Sva nu bidjaith jus:

atta unsar thu in himinam, veihnai namo thein, kvinai thiudinassus theins. vairthai vilja theins sve in himina jah ana airthai. hlaif unsarana thana linteinan gif uns himma daga. jah aflet atei skulans sijaima, svasve jah veis afletam thaim skulam unsajah ni briggais uns in fraistubnjai, ak lausei uns af thamma ubiate theina ist thrudangardi ja mahts jah vulthus in aivins. amen.

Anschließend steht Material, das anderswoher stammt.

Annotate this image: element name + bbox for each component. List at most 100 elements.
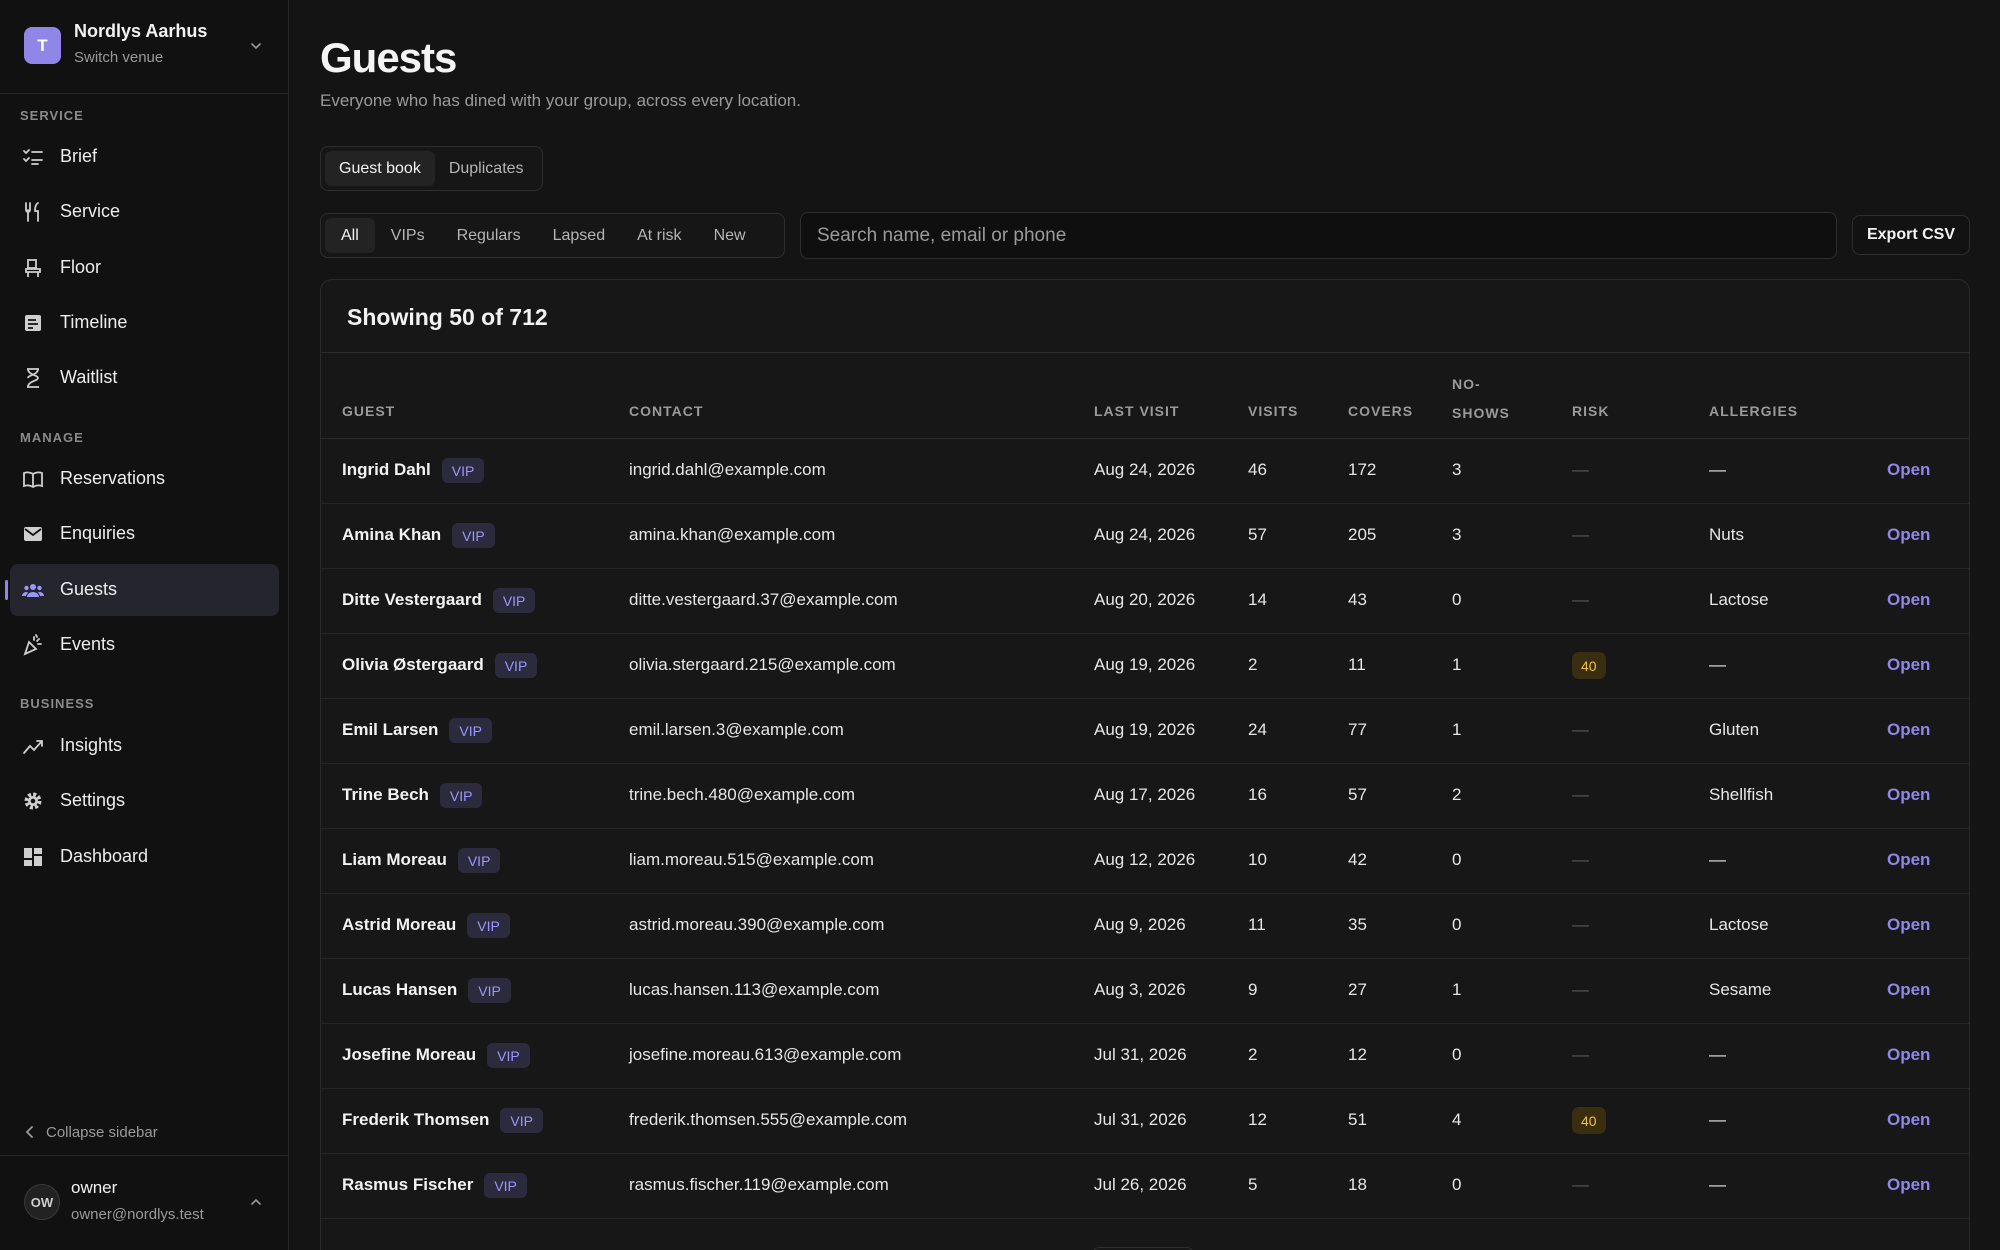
no-show-count: 4	[1452, 1110, 1462, 1129]
chevron-down-icon	[251, 43, 261, 50]
column-header-guest[interactable]: GUEST	[342, 403, 396, 419]
search-input[interactable]	[800, 212, 1837, 259]
cover-count: 11	[1348, 655, 1366, 674]
visit-count: 24	[1248, 720, 1267, 739]
last-visit: Jul 31, 2026	[1094, 1045, 1187, 1064]
allergies: Sesame	[1709, 980, 1772, 999]
open-guest-link[interactable]: Open	[1887, 720, 1931, 739]
party-icon	[23, 634, 42, 656]
export-csv-button[interactable]: Export CSV	[1852, 215, 1970, 255]
open-guest-link[interactable]: Open	[1887, 785, 1931, 804]
vip-badge: VIP	[449, 718, 492, 743]
guest-name: Olivia Østergaard	[342, 655, 484, 674]
last-visit: Aug 3, 2026	[1094, 980, 1186, 999]
guest-email: olivia.stergaard.215@example.com	[629, 655, 896, 674]
cover-count: 12	[1348, 1045, 1367, 1064]
chair-icon	[25, 259, 41, 277]
sidebar-item-settings[interactable]: Settings	[10, 775, 279, 827]
open-guest-link[interactable]: Open	[1887, 1175, 1931, 1194]
sidebar-item-events[interactable]: Events	[10, 619, 279, 671]
sidebar-item-reservations[interactable]: Reservations	[10, 453, 279, 505]
collapse-sidebar-button[interactable]: Collapse sidebar	[24, 1120, 158, 1144]
table-row[interactable]: Ditte Vestergaard VIP ditte.vestergaard.37…	[321, 569, 1969, 634]
sidebar-item-timeline[interactable]: Timeline	[10, 297, 279, 349]
open-guest-link[interactable]: Open	[1887, 980, 1931, 999]
column-header-visits[interactable]: VISITS	[1248, 403, 1299, 419]
risk-score: —	[1572, 460, 1589, 479]
column-header-contact[interactable]: CONTACT	[629, 403, 704, 419]
open-guest-link[interactable]: Open	[1887, 1110, 1931, 1129]
risk-score: —	[1572, 590, 1589, 609]
vip-badge: VIP	[494, 653, 538, 678]
user-menu[interactable]: OW owner owner@nordlys.test	[0, 1155, 288, 1250]
user-name: owner	[71, 1178, 118, 1197]
no-show-count: 0	[1452, 850, 1462, 869]
sidebar-item-label: Brief	[60, 146, 98, 166]
table-row[interactable]: Trine Bech VIP trine.bech.480@example.com A…	[321, 764, 1969, 829]
sidebar-item-dashboard[interactable]: Dashboard	[10, 831, 279, 883]
allergies: —	[1709, 460, 1726, 479]
column-header-no-shows[interactable]: NO-SHOWS	[1452, 376, 1510, 421]
table-row[interactable]: Amina Khan VIP amina.khan@example.com Aug 2…	[321, 504, 1969, 569]
table-row[interactable]: Emil Larsen VIP emil.larsen.3@example.com A…	[321, 699, 1969, 764]
tab-guest-book[interactable]: Guest book	[325, 151, 435, 186]
sidebar-item-guests[interactable]: Guests	[5, 564, 279, 616]
sidebar-item-insights[interactable]: Insights	[10, 720, 279, 772]
filter-regulars[interactable]: Regulars	[456, 226, 521, 244]
filter-lapsed[interactable]: Lapsed	[552, 226, 606, 244]
column-header-allergies[interactable]: ALLERGIES	[1709, 403, 1799, 419]
open-guest-link[interactable]: Open	[1887, 590, 1931, 609]
visit-count: 11	[1248, 915, 1266, 934]
table-row[interactable]: Ingrid Dahl VIP ingrid.dahl@example.com Aug…	[321, 439, 1969, 504]
column-header-covers[interactable]: COVERS	[1348, 403, 1414, 419]
open-guest-link[interactable]: Open	[1887, 655, 1931, 674]
no-show-count: 1	[1452, 980, 1462, 999]
cover-count: 77	[1348, 720, 1367, 739]
guest-name: Lucas Hansen	[342, 980, 458, 999]
open-guest-link[interactable]: Open	[1887, 525, 1931, 544]
column-header-risk[interactable]: RISK	[1572, 403, 1610, 419]
allergies: —	[1709, 1045, 1726, 1064]
vip-badge: VIP	[467, 913, 510, 938]
filter-at-risk[interactable]: At risk	[637, 226, 682, 244]
guest-name: Frederik Thomsen	[342, 1110, 490, 1129]
guest-email: emil.larsen.3@example.com	[629, 720, 844, 739]
sidebar-item-brief[interactable]: Brief	[10, 131, 279, 183]
sidebar-item-floor[interactable]: Floor	[10, 242, 279, 294]
sidebar-item-enquiries[interactable]: Enquiries	[10, 508, 279, 560]
column-header-last-visit[interactable]: LAST VISIT	[1094, 403, 1180, 419]
open-guest-link[interactable]: Open	[1887, 915, 1931, 934]
table-summary: Showing 50 of 712	[347, 304, 548, 330]
table-row[interactable]: Liam Moreau VIP liam.moreau.515@example.co…	[321, 829, 1969, 894]
filter-vips[interactable]: VIPs	[390, 226, 425, 244]
visit-count: 5	[1248, 1175, 1258, 1194]
visit-count: 46	[1248, 460, 1267, 479]
open-guest-link[interactable]: Open	[1887, 850, 1931, 869]
table-row[interactable]: Frederik Thomsen VIP frederik.thomsen.555@…	[321, 1089, 1969, 1154]
table-row[interactable]: Olivia Østergaard VIP olivia.stergaard.215…	[321, 634, 1969, 699]
sidebar-item-waitlist[interactable]: Waitlist	[10, 352, 279, 404]
guest-email: ditte.vestergaard.37@example.com	[629, 590, 898, 609]
open-guest-link[interactable]: Open	[1887, 460, 1931, 479]
cover-count: 18	[1348, 1175, 1367, 1194]
table-row[interactable]: Lucas Hansen VIP lucas.hansen.113@example.…	[321, 959, 1969, 1024]
table-row[interactable]: Rasmus Fischer VIP rasmus.fischer.119@exam…	[321, 1154, 1969, 1219]
sidebar-item-service[interactable]: Service	[10, 186, 279, 238]
table-row[interactable]: Astrid Moreau VIP astrid.moreau.390@exampl…	[321, 894, 1969, 959]
filter-all[interactable]: All	[325, 218, 375, 253]
tab-duplicates[interactable]: Duplicates	[448, 159, 524, 177]
last-visit: Aug 24, 2026	[1094, 525, 1196, 544]
guest-email: liam.moreau.515@example.com	[629, 850, 874, 869]
sidebar-item-label: Waitlist	[60, 367, 118, 387]
allergies: —	[1709, 655, 1726, 674]
fork-knife-icon	[25, 202, 39, 222]
vip-badge: VIP	[439, 783, 483, 808]
vip-badge: VIP	[492, 588, 536, 613]
open-guest-link[interactable]: Open	[1887, 1045, 1931, 1064]
venue-switcher[interactable]: T Nordlys Aarhus Switch venue	[0, 0, 288, 94]
guest-name: Ingrid Dahl	[342, 460, 431, 479]
filter-new[interactable]: New	[713, 226, 746, 244]
guest-email: rasmus.fischer.119@example.com	[629, 1175, 889, 1194]
table-row[interactable]: Josefine Moreau VIP josefine.moreau.613@ex…	[321, 1024, 1969, 1089]
no-show-count: 0	[1452, 590, 1462, 609]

Johannes Wigand – Gebet über die Kinder, die zum ersten Mal zum Abendmahl zugelassen werden

Ein Gebedt auer de Kinder/ de thom ersten male tho dem gebruke des Auentmals des Heren gelaten werden/ vnde den Catechismum vor der Kercken vpgesecht hebben.

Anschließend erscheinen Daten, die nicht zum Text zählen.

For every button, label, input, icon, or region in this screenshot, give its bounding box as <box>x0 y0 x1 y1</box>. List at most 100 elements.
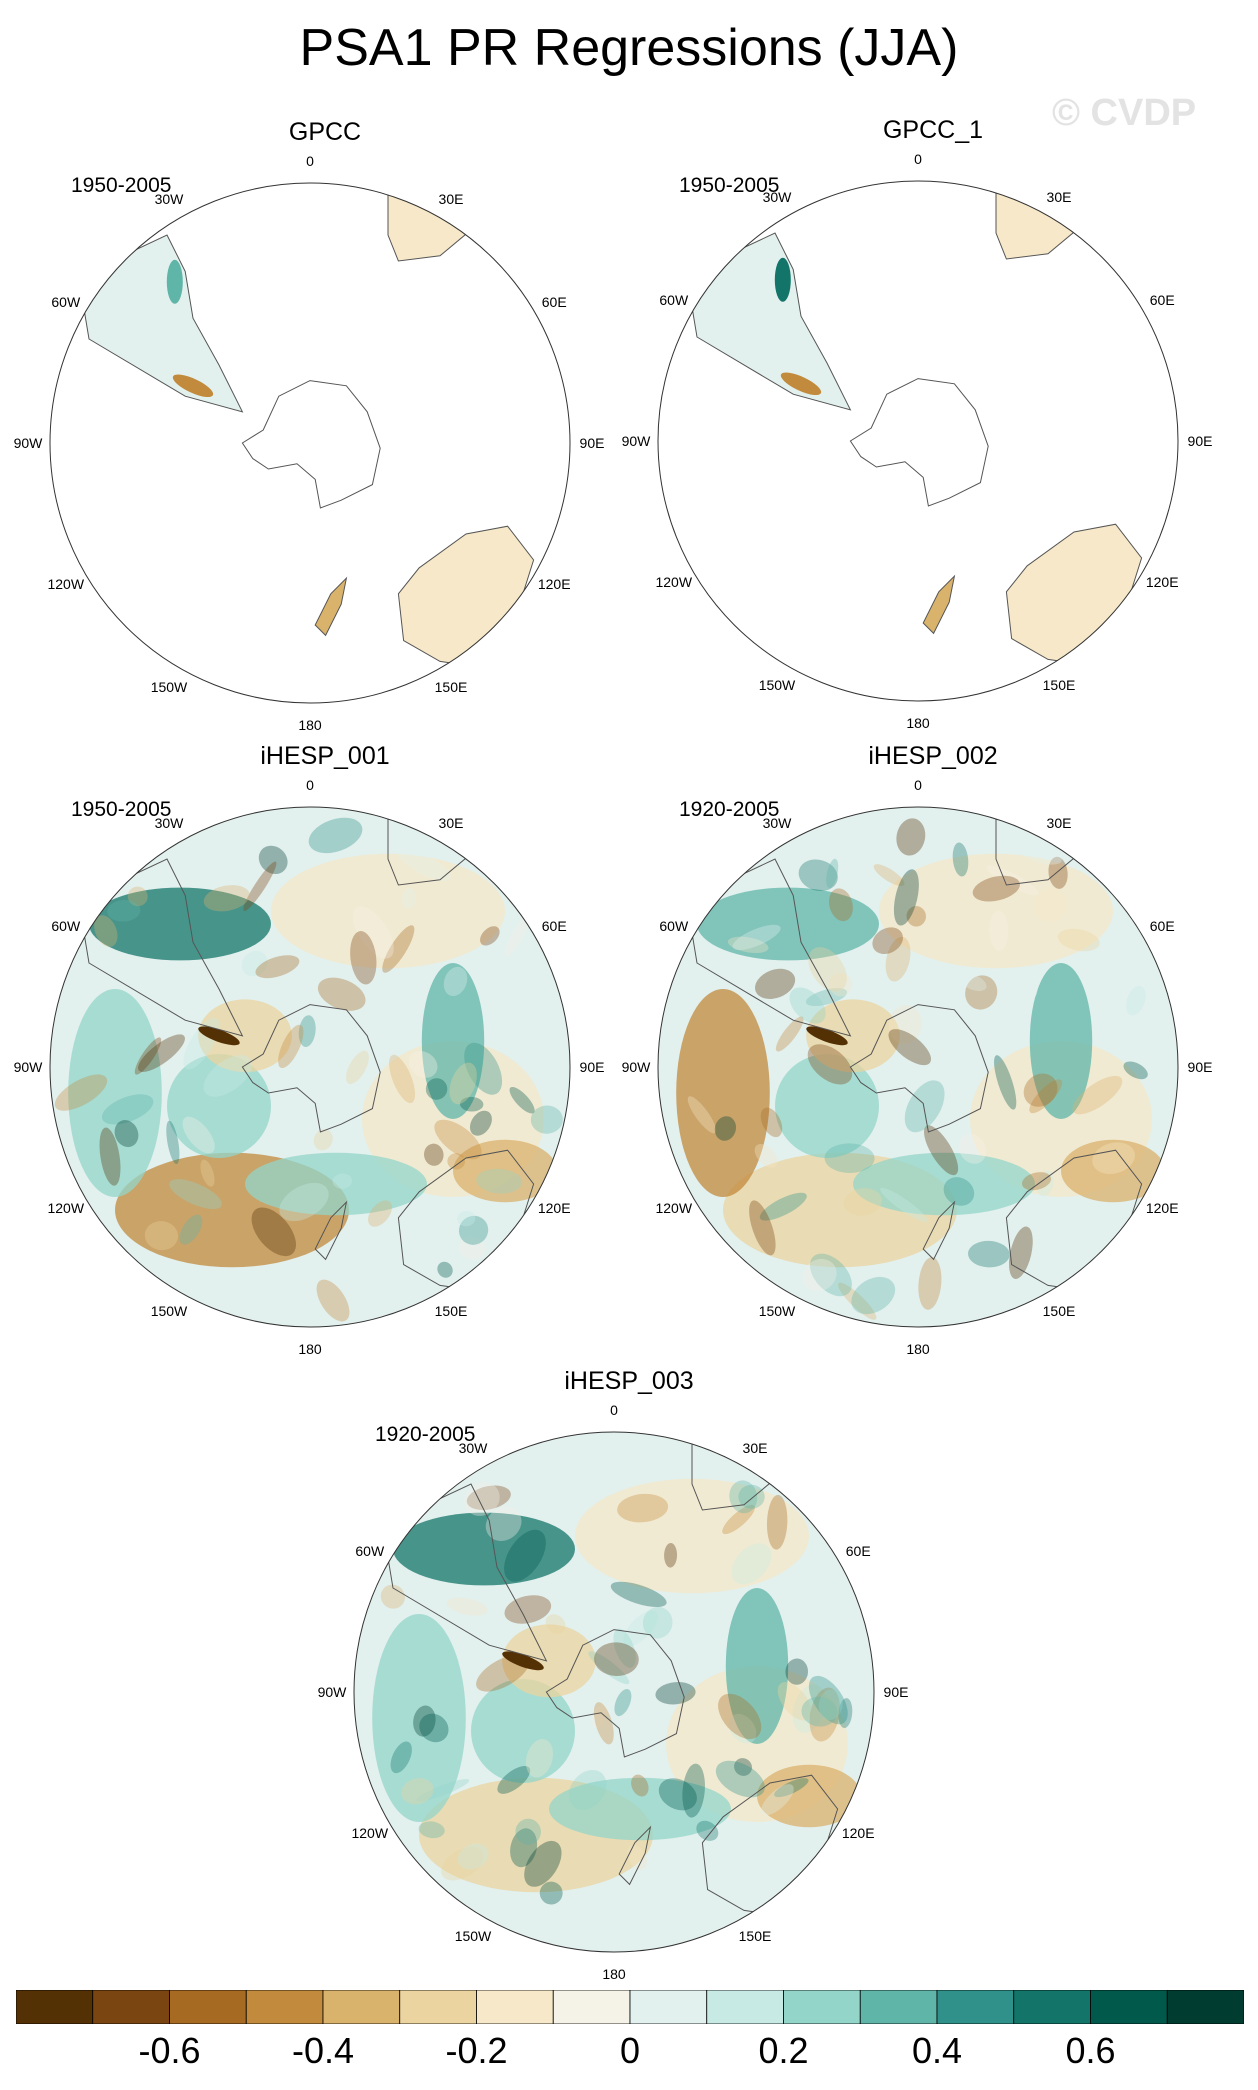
field-speckle <box>469 1110 492 1136</box>
field-speckle <box>1034 887 1067 922</box>
field-anomaly <box>372 1614 466 1822</box>
coastline-antarctica <box>241 1004 381 1133</box>
longitude-label: 120E <box>1146 1200 1179 1216</box>
longitude-label: 120W <box>47 576 84 592</box>
field-speckle <box>308 817 363 854</box>
field-speckle <box>965 975 998 1010</box>
field-anomaly <box>421 963 485 1119</box>
field-anomaly <box>853 1152 1035 1216</box>
longitude-label: 90W <box>14 435 44 451</box>
longitude-label: 60W <box>659 918 689 934</box>
field-speckle <box>986 865 1039 896</box>
figure-title: PSA1 PR Regressions (JJA) <box>299 19 959 77</box>
field-speckle <box>425 1078 448 1100</box>
field-speckle <box>924 1125 959 1176</box>
field-anomaly <box>471 1679 575 1783</box>
field-speckle <box>530 1105 563 1134</box>
field-speckle <box>687 1096 717 1134</box>
colorbar-box <box>936 1990 1015 2024</box>
field-speckle <box>696 1820 719 1841</box>
colorbar-box <box>399 1990 477 2024</box>
field-speckle <box>1006 972 1038 1001</box>
field-speckle <box>99 1127 121 1186</box>
field-speckle <box>802 1258 837 1292</box>
field-speckle <box>714 1116 737 1141</box>
field-speckle <box>510 1828 538 1868</box>
field-speckle <box>568 1769 607 1810</box>
longitude-label: 150W <box>151 679 188 695</box>
polar-map: 0 30E 60E 90E 120E 150E 180 150W 120W 90W 60W 30W <box>318 1402 909 1982</box>
field-speckle <box>1029 1079 1063 1114</box>
coastline-nz <box>922 1200 956 1261</box>
longitude-label: 0 <box>306 153 314 169</box>
field-speckle <box>138 1034 185 1072</box>
longitude-label: 90W <box>622 433 652 449</box>
field-speckle <box>785 1658 809 1685</box>
longitude-label: 150W <box>151 1303 188 1319</box>
field-speckle <box>182 1116 215 1154</box>
field-speckle <box>382 925 415 973</box>
colorbar-box <box>169 1990 247 2024</box>
field-speckle <box>759 1192 807 1221</box>
field-speckle <box>485 1506 522 1542</box>
longitude-label: 60E <box>846 1543 871 1559</box>
field-speckle <box>441 1846 484 1881</box>
colorbar-tick-label: 0.2 <box>758 2030 809 2071</box>
longitude-label: 120E <box>842 1825 875 1841</box>
longitude-label: 90E <box>1188 1059 1213 1075</box>
field-speckle <box>593 1702 614 1745</box>
field-speckle <box>642 1606 673 1639</box>
colorbar-box <box>552 1990 631 2024</box>
field-speckle <box>509 1086 535 1114</box>
field-anomaly <box>198 999 292 1073</box>
map-boundary <box>49 806 571 1328</box>
longitude-label: 150W <box>759 677 796 693</box>
field-anomaly <box>245 1152 427 1216</box>
field-speckle <box>447 1153 466 1170</box>
longitude-label: 150E <box>435 1303 468 1319</box>
map-boundary <box>49 182 571 704</box>
longitude-label: 90W <box>14 1059 44 1075</box>
field-speckle <box>808 1675 848 1725</box>
field-speckle <box>443 966 468 997</box>
field-speckle <box>169 1179 222 1210</box>
field-speckle <box>906 906 926 927</box>
coastline-madagascar <box>1125 253 1153 281</box>
field-speckle <box>718 1693 762 1740</box>
longitude-label: 120W <box>47 1200 84 1216</box>
field-speckle <box>134 1037 162 1075</box>
longitude-label: 60W <box>51 918 81 934</box>
field-speckle <box>127 886 148 907</box>
field-speckle <box>504 914 530 957</box>
field-anomaly <box>774 257 791 302</box>
land-field-madagascar <box>518 255 544 282</box>
field-speckle <box>524 1840 562 1887</box>
longitude-label: 180 <box>906 715 930 731</box>
coastline-antarctica <box>241 380 381 509</box>
field-speckle <box>1126 986 1146 1016</box>
field-speckle <box>390 1741 412 1774</box>
longitude-label: 150E <box>739 1928 772 1944</box>
field-speckle <box>243 861 277 912</box>
colorbar-tick-label: -0.2 <box>445 2030 508 2071</box>
field-speckle <box>918 1257 942 1310</box>
field-speckle <box>446 1597 488 1616</box>
field-speckle <box>476 1168 523 1194</box>
field-speckle <box>408 1051 438 1078</box>
field-speckle <box>904 1080 945 1133</box>
colorbar-box <box>1166 1990 1244 2024</box>
polar-map: 0 30E 60E 90E 120E 150E 180 150W 120W 90W 60W 30W <box>14 153 605 733</box>
field-anomaly <box>393 1512 575 1586</box>
field-speckle <box>1123 1061 1148 1080</box>
longitude-label: 180 <box>906 1341 930 1357</box>
field-speckle <box>545 1614 566 1634</box>
field-speckle <box>738 1484 765 1509</box>
polar-map: 0 30E 60E 90E 120E 150E 180 150W 120W 90W 60W 30W <box>622 777 1213 1357</box>
field-anomaly <box>780 372 822 396</box>
field-speckle <box>94 915 118 947</box>
colorbar-box <box>476 1990 554 2024</box>
field-speckle <box>352 906 394 959</box>
field-speckle <box>888 1029 932 1066</box>
field-anomaly <box>697 887 879 961</box>
period-label: 1920-2005 <box>679 798 780 821</box>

ALmechtige/ ewige Godt/ Vader vnsers HEren JEsu Christi/ wy dancken dy van herten/ dat du vns armen Menschen/ vth der grüwlyken blindheit vnd vorföringe des Pawestdoms vth vnuthsprecklyker gnaden erlöset/ vnde dyne Lere/ wo wy dy erkennen/ vorgeuinge der Sünden auerkamen/ vnd dy denen schöen/ so hell vnd klar heffst geapenbaret/ dat ock de kleinen Kinder de vörnemesten stücke Christlyker lere leren vnd weten/ welckes ja eine ryke gnadentydt billick tho achtende vnde tho römende ys.

Wy bidden dy ock van herten/ du woldest ock solcke warhafftige/ tröstlyke vnd salige lere/ vnd den hilligen Catechismum by vns erholden/ vnde vor dem Gadeslesterischen grüwel des leidigen Pawestdoms vns gnedichlyken behöden. Vnd woldest dyt kindt/ dat des stücke Christliker lere itzundes hefft vpgesecht vnd bekent/ dorch den hilligen Geist noch mehr erlüchten/ regeren vnd bekrefftigen/ dat ydt in dyner erkentnisse/ rechtem gelouen/ bekentenisse/ vnd in einem Godtseligen leuende henforder ja lenger ja mehr möge thonemen vnd wassen/ woldest ydt ock behöden vor affual/ sünden vnd allem schaden an lyff vnd sele/ vp dat ydt bet an syn ende in dem Christliken gelouen/ welckern du an em angefangen heffst/ vnde in rechtschapen früchten des gelouens möge vorharren/ vnde ewichlick salich werden/ dorch Jesum Christum dynen leuen Sone vnsern HEREN/ Amen.

Quelle: Das kleine Corpus Doctrinae von Matthäus Judex. Ein Katechismus aus Meklenburg. Nach der rostocker Ausgabe von 1565 wortgetreu herausgegeben von Dr. C. M. Wiechmann. Schwerin, 1865. Verlag der Hofbuchdruckerei von Dr. F. W. Bärensprung.